Offense with salt. As water flows through a rocky outcrop, it carries salt out of its nostrils, and the salt eventually builds up in the rocky shores. On top of rock formations, the salt is mixed with the hardest rock. Almost the oldest paintings in Maros-Pangkep – such as the oldest painting in the world depicting a real object – painted with purple or blue-purple on that solid rail. The stone is not resistant to most climates, which gives a solid layer of the oldest human paintings.

But on top of that, problems start. Flowing water puts salt in an empty space under the outer crust of the salt, and some of the salt seeps into the salt. As the tablets we make, grow, and shrink, we push out the limestone. Finally, a stone sheet from which people began to take pictures of their country 40,000 years ago fell into large bags.

In an effort to understand the magnitude of the problem and to confirm the presence of salt, Griffith University archaeologist Jillian Huntley and her colleagues found bribes on the walls and ceilings of 11 caves in the area, including Leang Timpuseng, the oldest record house. He found salts such as halite and calcium sulphate on the back of flakes from three places. And all 11 sites showed high levels of sulfur, which is a major factor in the high levels of destructive salt that is a concern for geologists.

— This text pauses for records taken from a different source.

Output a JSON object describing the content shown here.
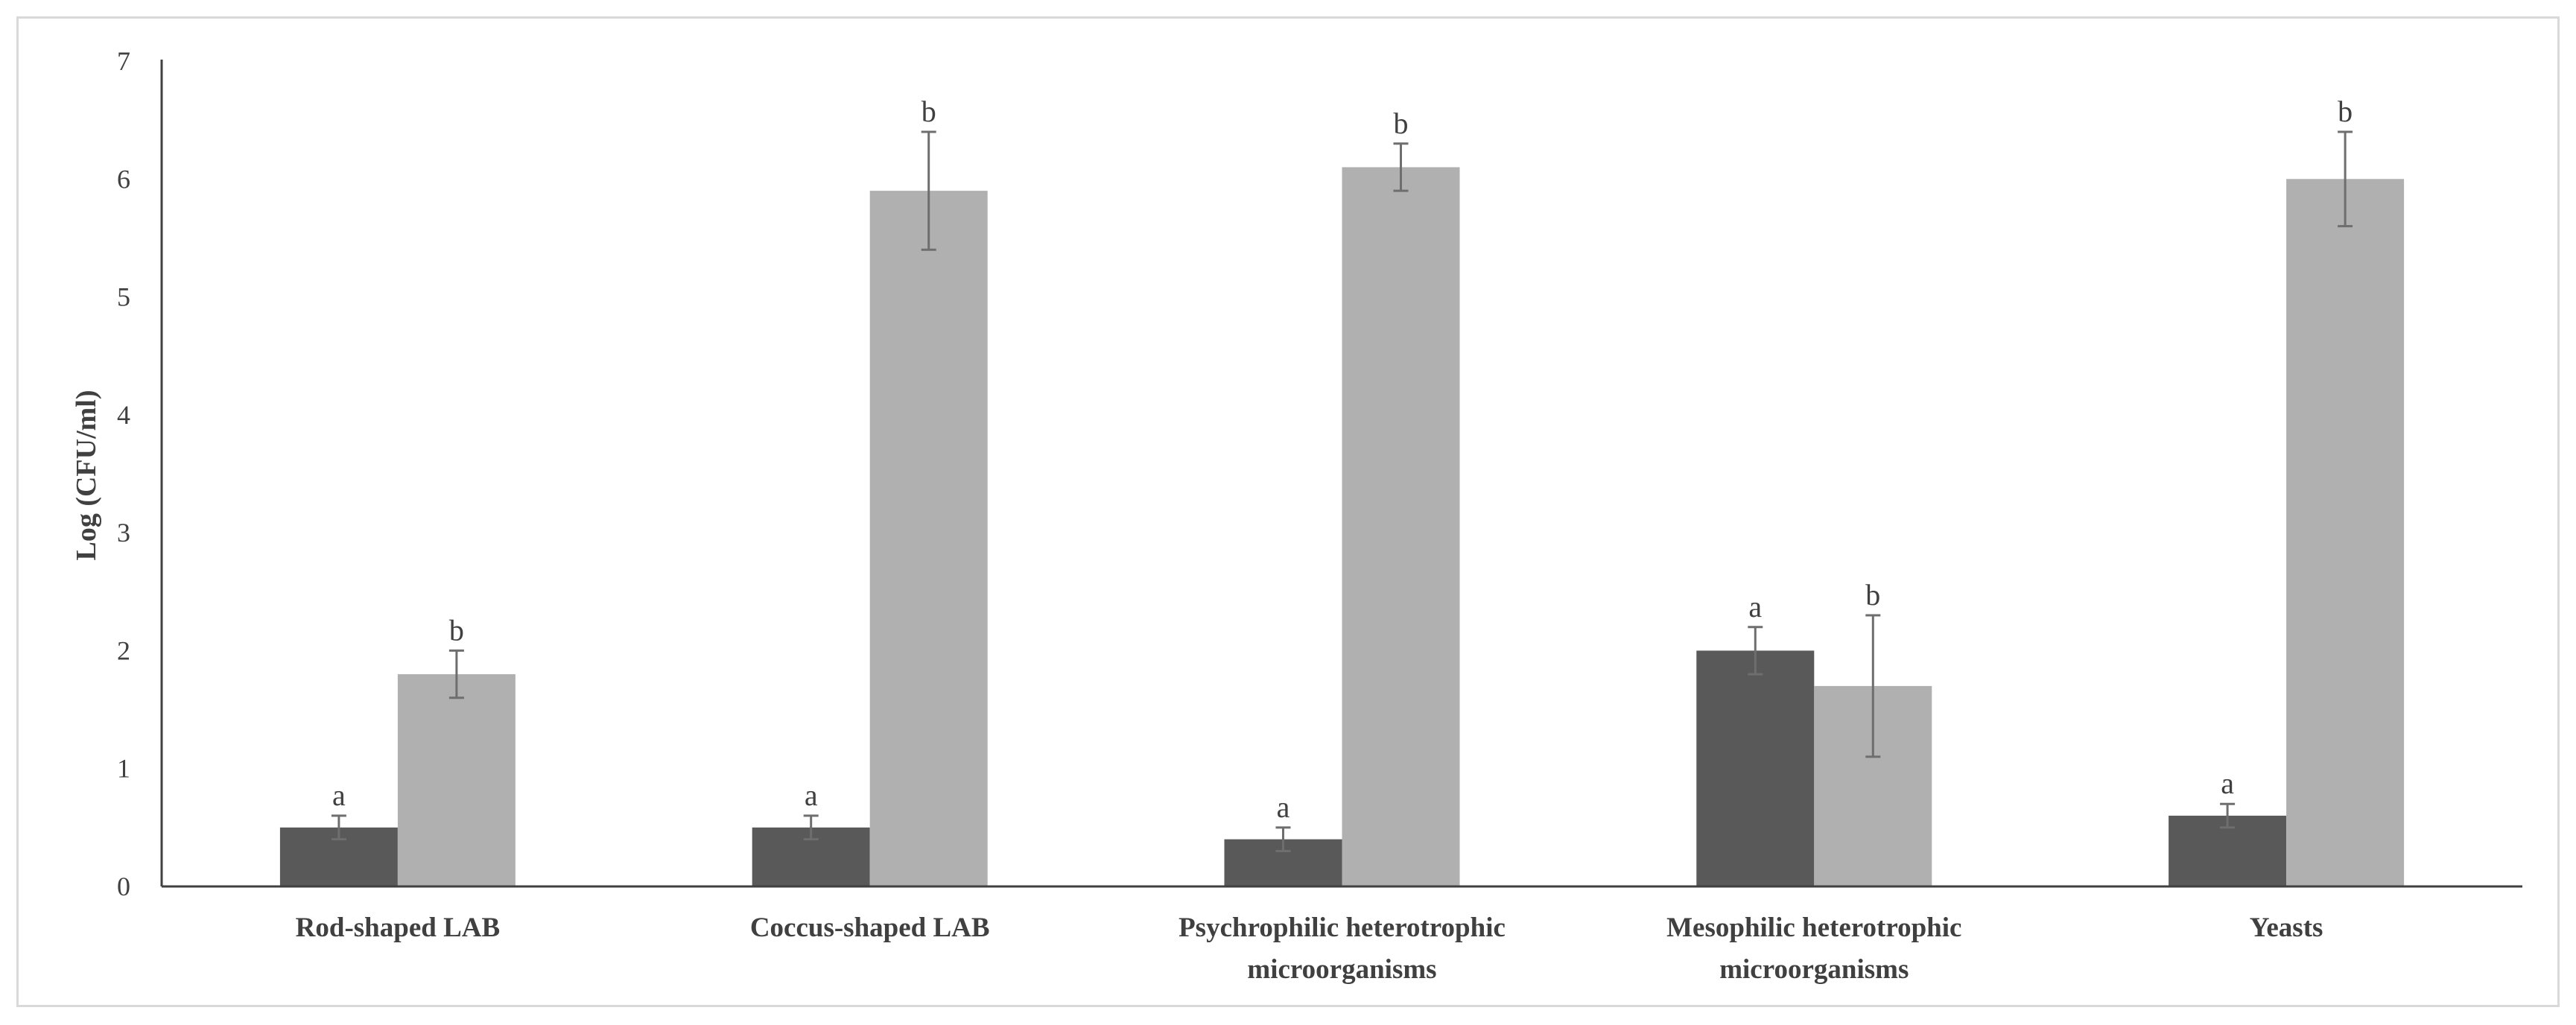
{
  "chart_data": {
    "type": "bar",
    "title": "",
    "xlabel": "",
    "ylabel": "Log (CFU/ml)",
    "ylim": [
      0,
      7
    ],
    "yticks": [
      "0",
      "1",
      "2",
      "3",
      "4",
      "5",
      "6",
      "7"
    ],
    "grid": false,
    "legend": "none",
    "categories": [
      [
        "Rod-shaped LAB"
      ],
      [
        "Coccus-shaped LAB"
      ],
      [
        "Psychrophilic heterotrophic",
        "microorganisms"
      ],
      [
        "Mesophilic heterotrophic",
        "microorganisms"
      ],
      [
        "Yeasts"
      ]
    ],
    "series": [
      {
        "color": "#595959",
        "values": [
          0.5,
          0.5,
          0.4,
          2.0,
          0.6
        ],
        "errors": [
          0.1,
          0.1,
          0.1,
          0.2,
          0.1
        ],
        "significance": [
          "a",
          "a",
          "a",
          "a",
          "a"
        ]
      },
      {
        "color": "#b0b0b0",
        "values": [
          1.8,
          5.9,
          6.1,
          1.7,
          6.0
        ],
        "errors": [
          0.2,
          0.5,
          0.2,
          0.6,
          0.4
        ],
        "significance": [
          "b",
          "b",
          "b",
          "b",
          "b"
        ]
      }
    ]
  }
}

Removing oil is not a new phenomenon, but archaeologists and archaeologists in Maros-Pangkep will see this phenomenon rapidly in the last few decades. Some of the locals who manage and protect the stone art gallery have done this for generations, and say that “the loss of more software in recent years than at any other time in history,” Huntley and his colleagues wrote.

It can’t happen by accident, according to Huntley and his colleagues.

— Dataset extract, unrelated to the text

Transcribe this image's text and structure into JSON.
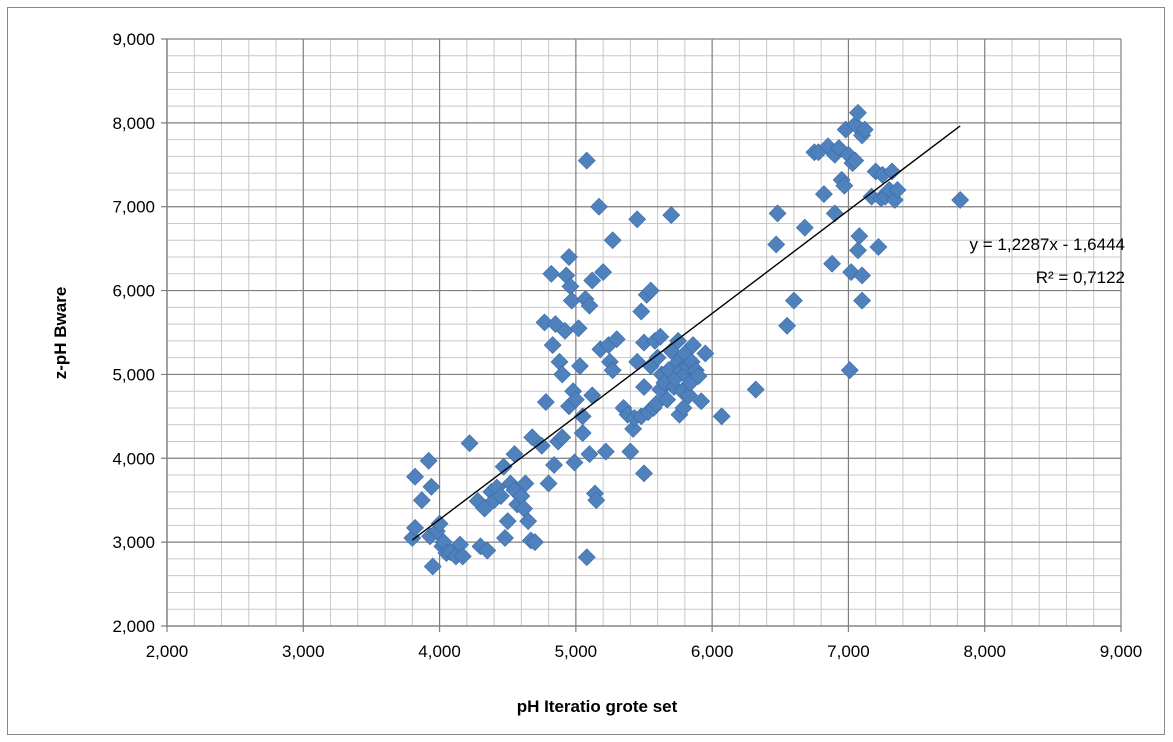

Here’s how this works: hurricanes hit Indonesia and surrounding areas from November to March, leaving water in caves, rice paddies, and salt marshes off the coast. Water carries a large amount of dissolved salts and their salts — such as table salt or halite, as well as gypsum, sodium sulfate, magnesium sulfate, and calcium chloride.

As the water evaporates, the salts it deposits form into lumps, which rise and fall with changes in temperature and humidity. Some geological salts, such as those mentioned above, can grow up to three times their original size when burned, and they can be very hard on the surrounding rock. The effect is similar to that of glaciers that allow ice to break up rocks and concrete.

The whole cycle is extremely resilient and is characterized by high temperatures and the local climate becomes very wet until very dry for several months. And that’s how things are going in Indonesia when the weather is hot and the celestial weather is getting hotter and hotter. Extras over the last few decades, heavy flooding followed by periods of drought.

People wrestle, rocks split, and massive human connections fail.

“We are in a race against time,” said archaeologist Adhi Agus Oktaviana of the National Research Center for Archeology (ARKENAS) in Indonesia. “Our teams continue to focus on the area, and discover new skills every year. In general, the art is destructive and deteriorating.”